One thing I will say though at this point, is that it is truly heart breaking to see the empty waiting rooms in the breast care centre.. Please, ladies… if you are reading this and you think there is one little teeny, tiny bit of women’s intuition that you think something may, possibly be wrong with your boobs, GO AND GET YOURSELF CHECKED…time is so important and all the clever people are there ready to check you over and help you.

So, after a few months of home schooling, an events business that tanked in 48 hours flat, some wonderfully special quality time with my two boys, one four legged one obvs.. – it was time to find something to do to fill my time and re-evaluate.

Enter Stage Left….Jolies Fleurs and Joanne Preece – in a moment of madness (and hysteria from not having enough to do), I phoned a local florist to see if there was anything I could do to help her out.  It was 10 days before load in for Chelsea Flower Show… I think subliminally I may have been missing flowers…

Well, in her I found a tranquil, inspiring, kind, creative, small business and it’s owner who has subsequently been teaching me about small business ownership and how to arrange and deliver a jolly good £35 hand tied bouquet.

Then, (via the flower shop) I met Katie, a local and rather brilliant seamstress, and now we are working on a little venture that I will tell you about soon… Something I wanted to do ever since my headscarves arrived from America back in 2017.  I wasn’t brave enough to do it before, but now enough time and reflection has passed.  I want to try to give people that wonderful feeling I experienced.  On a crappy day something arrived in the post which I put on my bald head which was bright and lovely and fun and made me feel a whole heap better.

One last little thing, and probably the thing that has made me want to come back to my blog… Next week (after the statutory COVID swab) I will be having my last bit of breast surgery…!  I am actually excited.  This is a bit of a tidy up, a ‘de-bulk’ as the professionals say… plus adding a nipple back on… and the last chapter of what has been a bit of a tedious and painful journey.

And so here we are, life is yet again coinciding with my Daddy.
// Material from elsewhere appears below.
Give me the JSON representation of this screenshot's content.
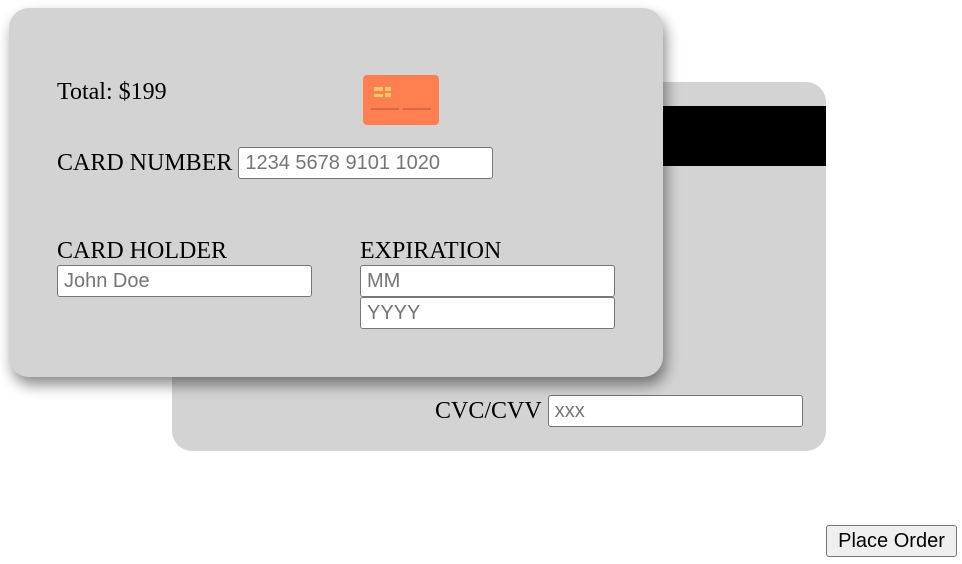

The 6th October is the anniversary of when he died, I still have a little natter with him pretty much every day, I think he’s getting back at me for bothering him by making sure that someone stuffs a Q-tip up my nose just when I am supposed to be remembering him!

Well, in hindsight, that was never going to be a short, punchy post… that’ll teach me for leaving it so long

Big hugs

X

3 thoughts on “Silver lining alert!

  1. Love you Sis. So eloquently put as always. Glad you have had time to reflect but not quite sure when that was!!

    Can’t wait to be home spending more time with you all…hopefully very soon.